Homeland Open Security Technology
- Establishment: 2011
- Sponsor: Department of Homeland Security's Science and Technology Directorate
- Primary contractor: Georgia Tech Research Institute
- Other contractors: Center for Agile Technology Open Source Software Institute Open Information Security Foundation
- Website: www.cyber.st.dhs.gov/host/

= Homeland Open Security Technology =

Homeland Open Security Technology (HOST) was a five-year, $10 million program by the Department of Homeland Security's Science and Technology Directorate to promote the creation and use of open security and open-source software in the United States government and military, especially in areas pertaining to computer security, established in 2011.

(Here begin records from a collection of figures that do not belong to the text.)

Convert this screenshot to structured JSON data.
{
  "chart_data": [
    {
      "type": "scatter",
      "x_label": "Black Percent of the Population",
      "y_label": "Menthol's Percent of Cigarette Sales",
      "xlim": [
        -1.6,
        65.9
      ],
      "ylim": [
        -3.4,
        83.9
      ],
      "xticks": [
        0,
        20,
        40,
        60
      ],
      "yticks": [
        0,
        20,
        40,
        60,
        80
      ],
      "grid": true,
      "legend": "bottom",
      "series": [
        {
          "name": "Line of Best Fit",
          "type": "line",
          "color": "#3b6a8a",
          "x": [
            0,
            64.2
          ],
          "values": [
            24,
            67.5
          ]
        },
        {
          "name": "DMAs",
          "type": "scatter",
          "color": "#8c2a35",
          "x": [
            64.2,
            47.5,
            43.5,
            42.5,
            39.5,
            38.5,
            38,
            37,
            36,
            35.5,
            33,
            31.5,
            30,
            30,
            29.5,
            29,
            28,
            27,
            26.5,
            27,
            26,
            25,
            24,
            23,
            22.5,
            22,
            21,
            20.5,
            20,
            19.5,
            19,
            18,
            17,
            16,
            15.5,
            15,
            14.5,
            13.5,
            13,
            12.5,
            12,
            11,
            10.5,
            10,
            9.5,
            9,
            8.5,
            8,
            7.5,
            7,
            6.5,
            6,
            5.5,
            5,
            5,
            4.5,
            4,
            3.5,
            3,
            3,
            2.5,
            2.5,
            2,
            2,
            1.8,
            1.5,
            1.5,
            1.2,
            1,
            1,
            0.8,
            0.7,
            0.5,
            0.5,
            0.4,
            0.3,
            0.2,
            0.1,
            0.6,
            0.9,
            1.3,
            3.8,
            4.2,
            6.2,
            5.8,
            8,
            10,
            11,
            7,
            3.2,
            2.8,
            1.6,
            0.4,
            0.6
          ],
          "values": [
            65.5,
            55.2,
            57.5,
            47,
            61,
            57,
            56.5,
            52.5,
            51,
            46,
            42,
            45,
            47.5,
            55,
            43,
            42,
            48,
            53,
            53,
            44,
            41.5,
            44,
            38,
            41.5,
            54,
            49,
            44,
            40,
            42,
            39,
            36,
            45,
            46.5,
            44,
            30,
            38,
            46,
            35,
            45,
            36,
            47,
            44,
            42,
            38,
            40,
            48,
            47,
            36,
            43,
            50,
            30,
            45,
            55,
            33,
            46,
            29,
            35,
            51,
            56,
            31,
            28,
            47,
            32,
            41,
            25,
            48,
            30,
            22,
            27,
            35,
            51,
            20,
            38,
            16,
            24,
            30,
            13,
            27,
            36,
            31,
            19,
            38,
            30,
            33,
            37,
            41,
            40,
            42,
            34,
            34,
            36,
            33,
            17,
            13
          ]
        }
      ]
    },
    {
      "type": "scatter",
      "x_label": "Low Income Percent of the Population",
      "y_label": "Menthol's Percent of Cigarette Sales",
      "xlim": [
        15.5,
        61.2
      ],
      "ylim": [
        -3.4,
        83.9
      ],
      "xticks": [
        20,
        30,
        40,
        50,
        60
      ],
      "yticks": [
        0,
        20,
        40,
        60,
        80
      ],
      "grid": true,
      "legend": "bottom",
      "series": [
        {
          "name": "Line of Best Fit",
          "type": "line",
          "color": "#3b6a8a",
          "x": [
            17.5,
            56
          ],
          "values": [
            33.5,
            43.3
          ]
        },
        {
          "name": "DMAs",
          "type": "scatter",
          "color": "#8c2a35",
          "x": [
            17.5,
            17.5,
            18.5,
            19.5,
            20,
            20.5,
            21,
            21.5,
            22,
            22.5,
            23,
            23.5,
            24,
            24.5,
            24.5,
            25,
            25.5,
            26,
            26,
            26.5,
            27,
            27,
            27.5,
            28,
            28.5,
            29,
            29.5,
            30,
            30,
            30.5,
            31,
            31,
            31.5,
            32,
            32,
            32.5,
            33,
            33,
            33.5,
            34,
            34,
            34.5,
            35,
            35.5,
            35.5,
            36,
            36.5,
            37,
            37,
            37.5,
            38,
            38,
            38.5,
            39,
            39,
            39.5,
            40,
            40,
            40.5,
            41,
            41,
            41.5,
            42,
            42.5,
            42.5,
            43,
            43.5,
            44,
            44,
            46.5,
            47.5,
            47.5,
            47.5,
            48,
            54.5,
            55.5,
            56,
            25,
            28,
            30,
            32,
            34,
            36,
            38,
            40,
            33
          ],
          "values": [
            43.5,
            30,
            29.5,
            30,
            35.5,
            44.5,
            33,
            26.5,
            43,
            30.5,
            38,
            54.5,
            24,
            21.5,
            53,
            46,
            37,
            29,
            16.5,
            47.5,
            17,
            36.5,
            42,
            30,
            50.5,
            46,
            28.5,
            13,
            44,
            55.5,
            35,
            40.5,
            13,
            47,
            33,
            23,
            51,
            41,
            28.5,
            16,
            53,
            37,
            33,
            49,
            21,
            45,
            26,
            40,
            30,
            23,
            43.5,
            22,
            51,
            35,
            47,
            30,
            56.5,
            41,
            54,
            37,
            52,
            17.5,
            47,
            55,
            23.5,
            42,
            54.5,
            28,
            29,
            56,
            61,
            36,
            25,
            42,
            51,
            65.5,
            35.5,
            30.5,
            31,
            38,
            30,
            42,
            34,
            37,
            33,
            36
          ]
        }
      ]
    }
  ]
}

Proponent David A. Wheeler said that open-source security could also extend to hardware and written documents. In October 2011, the project won the Open Source for America 2011 Government Deployment Open Source Award.

==Participants==
The project is contracted to the Open Technology Research Consortium which consists of the Georgia Tech Research Institute (primary), the Center for Agile Technology at the University of Texas at Austin, the Open Source Software Institute, and the Open Information Security Foundation. The project has contributed funding towards the OpenSSL Software Foundation and the Open Information Security Foundation.

==Events==
In October 2012, HOST hosted the Open Cybersecurity Summit in Washington, D.C.; it was a one-day summit with a keynote by Stewart A. Baker, former Assistant Secretary for Policy of the Department of Homeland Security.

==Investments==
- Suricata - An open source-based intrusion detection system (IDS). It was developed by the Open Information Security Foundation (OISF). A beta version was released in December 2009, with the first standard release following in July 2010.
- OpenSSL FIPS 140-2 Validation - The Federal Information Processing Standard (FIPS) Publication 140-2, FIPS PUB 140-2, is a U.S. government computer security standard used to accredit cryptographic modules. The title is Security Requirements for Cryptographic Modules. Initial publication was on May 25, 2001 and was last updated December 3, 2002.